Grand classique d’un auteur que je n’avais pas encore découvert, Le vieil homme et la mer est un texte court (on pourrait le comparer aux novellas actuelles) qui nous plonge dans le quotidien d’un vieux pêcheur cubain.

Il s’appelle Santiago, il a la poisse et n’arrive plus à rapporter de poisson à terre, et son jeune ami Manolin, qui s’occupe beaucoup de lui, se voit interdire les sorties avec lui. Santiago part donc pêcher totalement seul, dans l’espoir de finir par rapporter du poisson…

Clairement, l’essentiel du roman, c’est une unique sortie en mer de Santiago, et la prise (ou non) d’un énorme poisson qu’il va (ou non) parvenir à réaliser. Le texte nous présente très rapidement les personnages avant ça, et se termine très vite ensuite.
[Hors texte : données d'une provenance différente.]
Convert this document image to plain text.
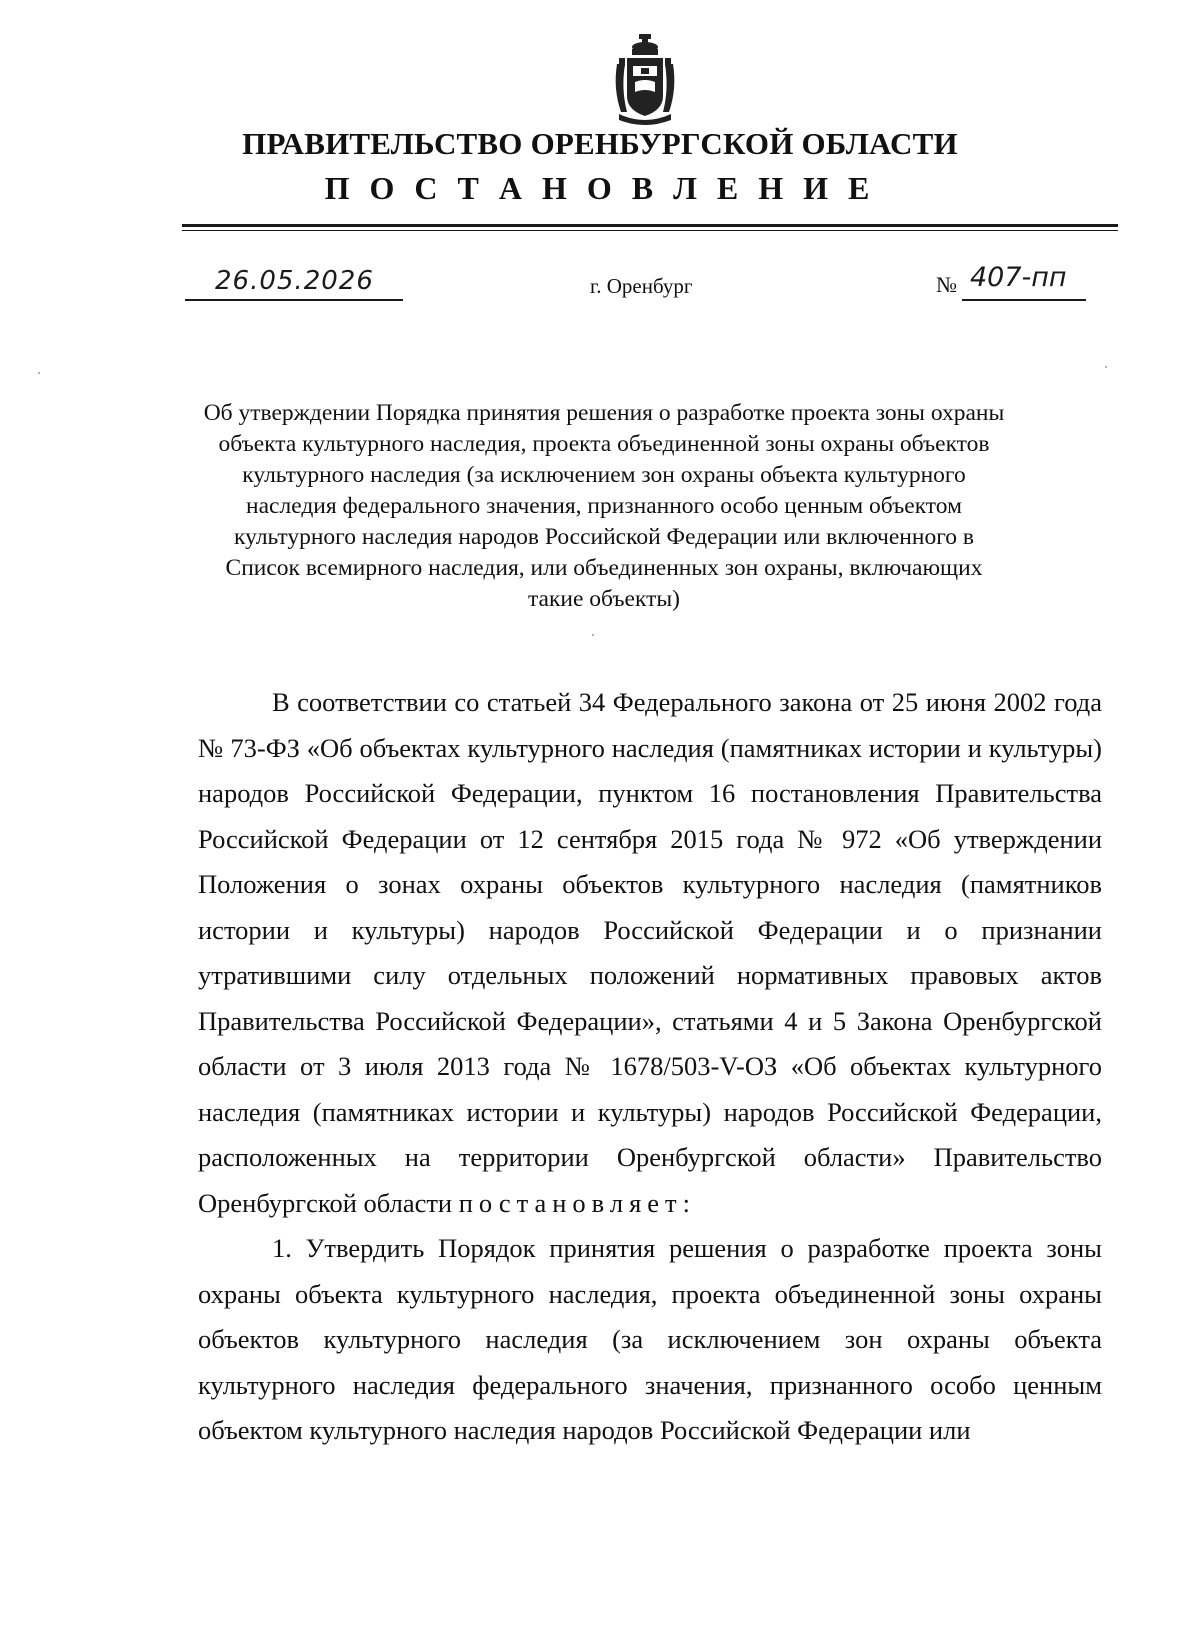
ПРАВИТЕЛЬСТВО ОРЕНБУРГСКОЙ ОБЛАСТИ
П О С Т А Н О В Л Е Н И Е
26.05.2026	г. Оренбург	№ 407-пп
Об утверждении Порядка принятия решения о разработке проекта зоны охраны объекта культурного наследия, проекта объединенной зоны охраны объектов культурного наследия (за исключением зон охраны объекта культурного наследия федерального значения, признанного особо ценным объектом культурного наследия народов Российской Федерации или включенного в Список всемирного наследия, или объединенных зон охраны, включающих такие объекты)

В соответствии со статьей 34 Федерального закона от 25 июня 2002 года № 73-ФЗ «Об объектах культурного наследия (памятниках истории и культуры) народов Российской Федерации, пунктом 16 постановления Правительства Российской Федерации от 12 сентября 2015 года № 972 «Об утверждении Положения о зонах охраны объектов культурного наследия (памятников истории и культуры) народов Российской Федерации и о признании утратившими силу отдельных положений нормативных правовых актов Правительства Российской Федерации», статьями 4 и 5 Закона Оренбургской области от 3 июля 2013 года № 1678/503-V-ОЗ «Об объектах культурного наследия (памятниках истории и культуры) народов Российской Федерации, расположенных на территории Оренбургской области» Правительство Оренбургской области постановляет:

1. Утвердить Порядок принятия решения о разработке проекта зоны охраны объекта культурного наследия, проекта объединенной зоны охраны объектов культурного наследия (за исключением зон охраны объекта культурного наследия федерального значения, признанного особо ценным объектом культурного наследия народов Российской Федерации или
La fameuse séance de pêche dure en fait plusieurs jours, pendant lesquels nous sommes en tête à tête avec le vieil homme – et la prise qu’il est en train de chasser. Il y a indéniablement un côté Moby Dick dans Le vieil homme et la mer, même si Hemingway est parvenu a condenser son récit et à en faire ressortir l’essentiel, contrairement à Melville (je n’avais pas du tout accroché avec Moby Dick).

Le rythme est très ambivalent car le texte paraît à la fois très court (63 pages en version ebook sur ma kobo!), tout en semblant très long – c’est essentiellement une seule scène qui s’éternise… On y sent toute la rudesse de la vie des marins pêcheurs, l’âpreté du combat de l’homme contre les éléments. Je ne suis (comme souvent) pas franchement convaincue par son statut de grand classique, mais je reste contente de l’avoir découvert.